Remains of the Palace of Axayácatl and a house built by Cortés are discovered - Thevet
https://www.inah.gob.mx/boletines/9259-remains-of-the-palace-of-axayacatl-and-a-house-built-by-order-of-cortes-are-discovered-in-monte-de-piedad-building
======
dr_dshiv
Spanish Historian Francisco López de Gómara:

"a few days after Cortes left to confront Narváez, it became time for a
festival the Mexicas wanted to celebrate in their traditional way. . . . They
begged Pedro de Alvarado to give them his permission, so [the Spaniards]
wouldn't think that they planned to kill them. Alvarado consented provided
that there were no sacrifices, no people killed, and no one had weapons. More
than 600 gentlemen and several lords gathered in the yard of the largest
temple; some said there were more than a thousand there. They made a lot of
noise with their drums, shells, bugles, and hendidos, which sounded like a
loud whistle. Preparing their festival, they were naked, but covered with
precious stones, pearls, necklaces, belts, bracelets, many jewels of gold,
silver, and mother-of-pearl, wearing very rich feathers on their heads. They
performed a dance called the mazeualiztli, which is called that because it is
a holiday from work [symbolized by the word for farmer, macehaulli]. . . .

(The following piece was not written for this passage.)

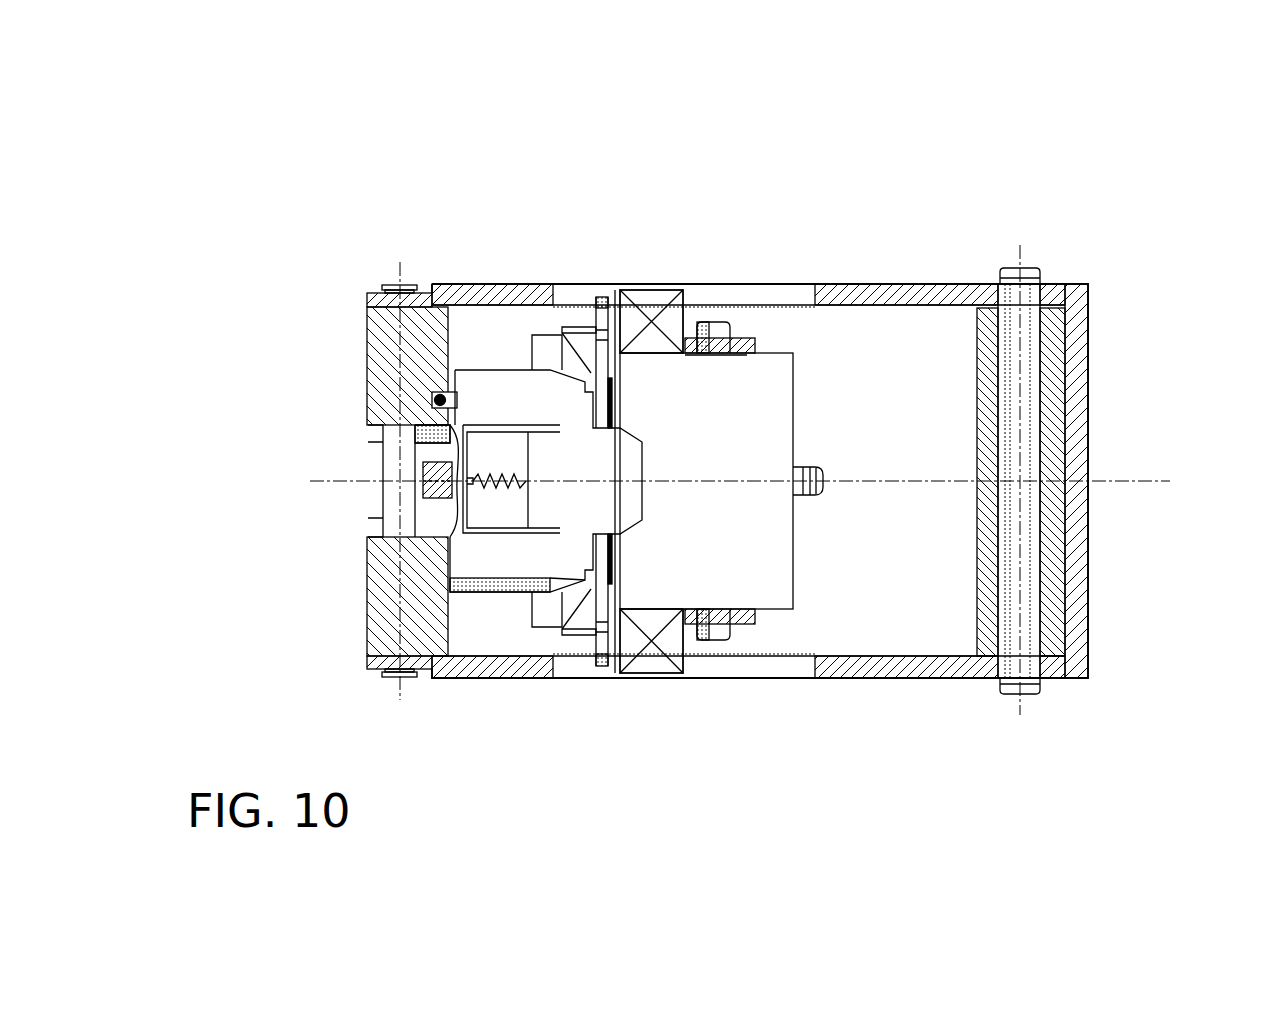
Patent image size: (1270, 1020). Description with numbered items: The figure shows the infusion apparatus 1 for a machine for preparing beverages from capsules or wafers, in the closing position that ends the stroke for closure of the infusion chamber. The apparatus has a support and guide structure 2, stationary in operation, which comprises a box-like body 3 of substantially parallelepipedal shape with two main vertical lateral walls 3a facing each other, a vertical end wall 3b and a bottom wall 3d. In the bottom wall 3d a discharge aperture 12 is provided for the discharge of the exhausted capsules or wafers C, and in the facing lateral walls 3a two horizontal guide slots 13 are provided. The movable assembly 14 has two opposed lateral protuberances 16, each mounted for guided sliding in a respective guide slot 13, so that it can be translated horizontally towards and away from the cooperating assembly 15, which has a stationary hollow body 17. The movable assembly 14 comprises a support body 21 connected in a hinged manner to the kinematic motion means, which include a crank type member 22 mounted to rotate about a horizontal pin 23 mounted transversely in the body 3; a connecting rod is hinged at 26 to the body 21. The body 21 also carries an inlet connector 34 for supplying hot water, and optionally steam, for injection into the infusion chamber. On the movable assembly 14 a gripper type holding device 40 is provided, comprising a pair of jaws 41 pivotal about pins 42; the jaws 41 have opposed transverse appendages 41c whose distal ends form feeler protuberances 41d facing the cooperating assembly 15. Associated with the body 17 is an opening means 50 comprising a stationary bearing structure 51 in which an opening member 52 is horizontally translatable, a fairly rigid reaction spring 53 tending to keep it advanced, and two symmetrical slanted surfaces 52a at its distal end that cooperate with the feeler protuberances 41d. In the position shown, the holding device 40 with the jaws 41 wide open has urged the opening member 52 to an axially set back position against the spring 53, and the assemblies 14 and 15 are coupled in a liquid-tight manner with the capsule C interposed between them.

They laid mats in the patio of the temple and played drums on them. They
danced in circles, holding hands, to the music of the singers, to which they
responded. The songs were sacred, and not profane, and were sung to praise the
god honored in the festival, to induce him to provide water and grain, health,
and victory, or to thank him for healthy children and other things. And those
who knew the language and these ceremonial rites said that when the people
danced in the temples, they perform very different from those who danced the
netoteliztli, in voice, movement of the body, head, arms, and feet, by which
they manifested their concepts of good and evil. The Spaniards called this
dance, an areito, a word they brought from the islands of Cuba and Santo
Domingo. While the Mexica gentlemen were dancing in the temple yard of
Vitcilopuchtli [Huitzilopochtli], Pedro de Alvarado went there. Whether on
[the basis of] his own opinion or in an agreement decided by everyone, I don't
know, but some say he had been warned that the Indian nobles of the city had
assembled to plot the mutiny and the rebellion, which they later carried out;
others, believe that [the Spaniards] went to watch them perform this famous
and praised dance, and seeing how rich they were and wanting the gold the
Indians were wearing, he [Alvarado] covered each of the entrances with ten or
twelve Spaniards and went inside with more than fifty [Spaniards], and without
remorse and lacking any Christian piety, they brutally stabbed and killed the
Indians, and took what they were wearing."